Which Rules Should We Leave in the 1700s?
Not every rule needs to be revived. Some are artifacts of an intensely hierarchical society where everyone needed to know exactly who walked on which side of the path, who removed his hat first, and who was socially authorized to unfold a napkin. It sounds exhausting, though admittedly still better organized than most group texts.
The rules about rank, hats, bowing, and who gets the best chair tell us a great deal about Washington’s world. They also remind us that civility is not the same thing as servility. Respecting people does not require pretending that every room is a royal court.
Other rules are wonderfully practical but oddly specific. Do not kill fleas in public. Do not spit in the fire. Do not clean your teeth with the tablecloth. These are not merely historical curiosities. They are evidence that human beings have always needed to be told things that should have been obvious.
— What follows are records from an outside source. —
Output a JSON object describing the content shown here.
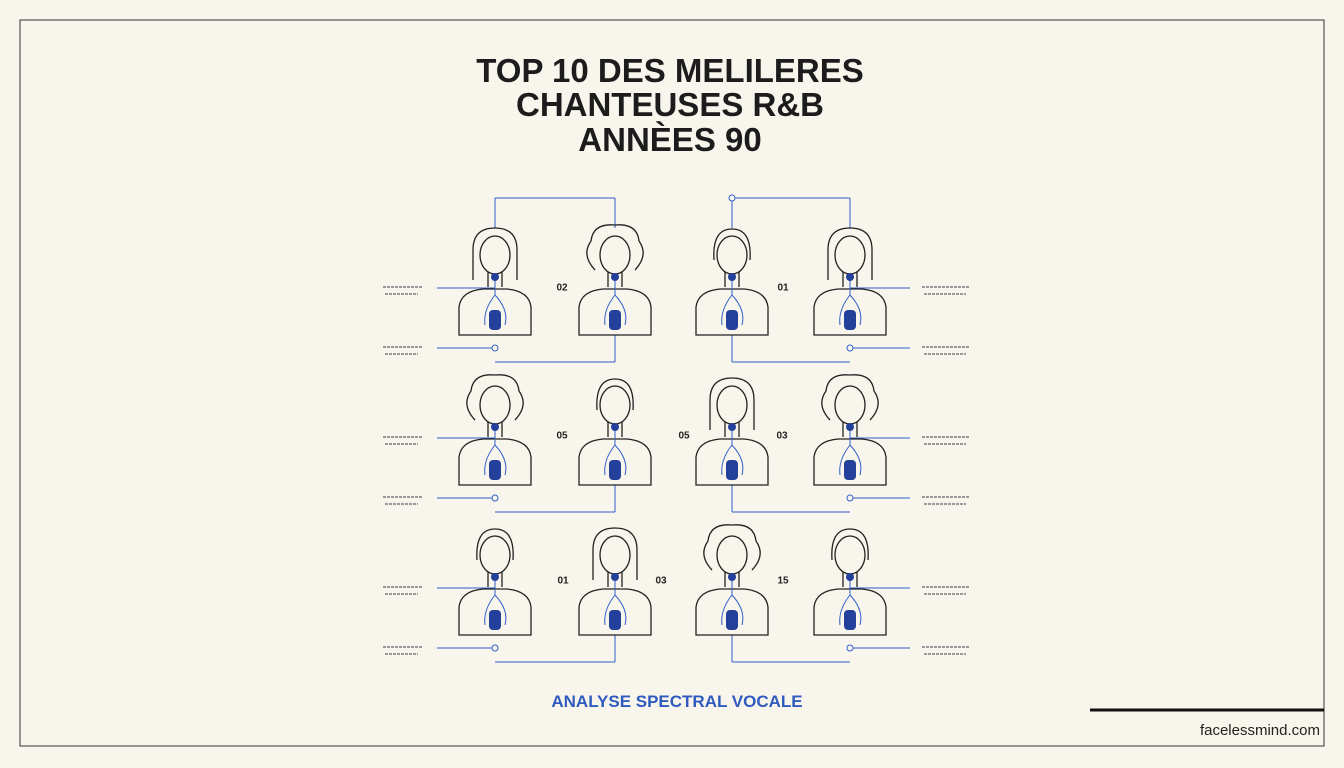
{
  "header": {
    "title_lines": [
      "TOP 10 DES MELILERES",
      "CHANTEUSES R&B",
      "ANNÈES 90"
    ]
  },
  "rank_labels": [
    "02",
    "01",
    "05",
    "05",
    "03",
    "01",
    "03",
    "15"
  ],
  "footer": {
    "caption": "ANALYSE SPECTRAL VOCALE",
    "brand": "facelessmind.com"
  }
}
What Washington’s Rules Really Teach
Washington’s rules were not about becoming stiff, humorless, or permanently trapped in a waistcoat. They were about self-command. That quality mattered throughout his life, whether he was refusing to let a public insult become a duel, stepping away from power when monarchy was still an option, or using restraint when the entire young republic could have benefited from fewer egos and more adults in the room.
The most important lesson from Washington’s Rules of Civility is not that we should all become stiff, formal, powdered-wig versions of ourselves. Nobody needs that. The dry cleaning alone would be unbearable.
The real lesson is self-control and respect.
Washington’s rules teach a person to pause before speaking, consider others before acting, and avoid turning every impulse into public behavior. That is the foundation of manners. It is also the foundation of leadership.
Washington lived in a world where reputation mattered, social conduct mattered, and personal restraint was considered part of public character. We may not need to copy all 110 rules into a schoolbook by hand, but we could do worse than adopting the spirit behind them.
Respect others. Speak carefully. Avoid cruelty. Keep your promises. Do not spread rumors. Do not talk with your mouth full. And, above all, keep alive that little spark of celestial fire called conscience.
Not bad advice from a teenage copybook. Especially one that still has to tell people not to spit near dinner.